Quoi écrire exactement dans chaque clause de tes CGV ?

Pour chaque clause : ce qu’elle protège, et un libellé à recopier. Les crochets sont les seuls endroits où tu interviens. Adapte le ton si tu veux, garde la précision.

1. Identité du prestataire

Ce que ça protège : l’obligation d’information précontractuelle de l’article L111-1 du code de la consommation, et le fait que le client sache avec qui il contracte.

« Les présentes conditions générales de vente régissent les prestations réalisées par [nom ou raison sociale], [forme juridique], immatriculée sous le numéro SIRET [numéro], dont le siège est situé [adresse complète], joignable à [e-mail] et au [téléphone]. Assurance responsabilité civile professionnelle souscrite auprès de [assureur], police n° [numéro]. »

2. Objet et périmètre

Ce que ça protège : la moitié des litiges naissent ici, sur ce qui était inclus ou non. Sois plus précis que tu ne le crois nécessaire.
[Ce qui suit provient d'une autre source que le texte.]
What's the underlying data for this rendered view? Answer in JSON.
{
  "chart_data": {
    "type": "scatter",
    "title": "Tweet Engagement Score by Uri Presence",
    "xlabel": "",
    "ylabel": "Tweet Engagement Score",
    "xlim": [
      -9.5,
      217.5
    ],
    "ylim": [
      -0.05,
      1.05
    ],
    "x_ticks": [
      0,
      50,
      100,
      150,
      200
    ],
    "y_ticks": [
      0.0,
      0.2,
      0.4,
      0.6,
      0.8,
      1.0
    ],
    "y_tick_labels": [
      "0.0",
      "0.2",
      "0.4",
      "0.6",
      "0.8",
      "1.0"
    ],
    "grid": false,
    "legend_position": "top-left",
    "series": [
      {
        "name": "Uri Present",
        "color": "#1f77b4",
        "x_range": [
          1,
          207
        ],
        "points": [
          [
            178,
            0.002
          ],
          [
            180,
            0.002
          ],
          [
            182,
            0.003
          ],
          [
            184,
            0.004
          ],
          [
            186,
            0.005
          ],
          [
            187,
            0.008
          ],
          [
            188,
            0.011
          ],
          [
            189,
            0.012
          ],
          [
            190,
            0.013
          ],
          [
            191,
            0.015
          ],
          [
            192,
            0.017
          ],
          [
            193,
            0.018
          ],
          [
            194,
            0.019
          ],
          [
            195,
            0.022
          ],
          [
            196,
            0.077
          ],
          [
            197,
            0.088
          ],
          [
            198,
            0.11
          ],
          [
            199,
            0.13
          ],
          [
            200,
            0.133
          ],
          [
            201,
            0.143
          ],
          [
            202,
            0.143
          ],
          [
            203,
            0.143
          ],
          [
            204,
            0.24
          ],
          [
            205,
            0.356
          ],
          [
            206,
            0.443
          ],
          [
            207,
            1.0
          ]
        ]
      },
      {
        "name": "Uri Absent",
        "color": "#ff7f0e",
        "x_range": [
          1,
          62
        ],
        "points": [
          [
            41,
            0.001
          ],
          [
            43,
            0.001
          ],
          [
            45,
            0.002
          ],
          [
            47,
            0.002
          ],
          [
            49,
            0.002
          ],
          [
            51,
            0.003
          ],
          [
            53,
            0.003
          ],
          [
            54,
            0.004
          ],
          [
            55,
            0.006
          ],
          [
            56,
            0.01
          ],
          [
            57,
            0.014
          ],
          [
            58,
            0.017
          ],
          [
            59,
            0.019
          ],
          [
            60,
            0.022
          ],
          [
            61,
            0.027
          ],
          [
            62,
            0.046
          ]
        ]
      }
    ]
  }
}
« La prestation comprend [durée] de prise de vue, réalisée le [date] à [lieu]. Le photographe opère une sélection éditoriale et livre [nombre] photographies retouchées au format [JPEG haute définition / autre]. Les fichiers non sélectionnés et les fichiers bruts ne sont pas livrés et ne peuvent faire l’objet d’une demande ultérieure. Toute prestation non mentionnée aux présentes fait l’objet d’un devis complémentaire. »

3. Prix, TVA et retards de paiement

Ce que ça protège : ta trésorerie, et ta capacité à réclamer sans passer pour quelqu’un qui improvise.

Attention à une confusion répandue : l’article L441-10 du code de commerce, celui qui fixe les pénalités de retard et l’indemnité forfaitaire de 40 €, régit les relations entre professionnels. Face à un particulier, tes pénalités n’existent que si elles figurent au contrat, et elles doivent rester proportionnées sous peine d’être jugées abusives.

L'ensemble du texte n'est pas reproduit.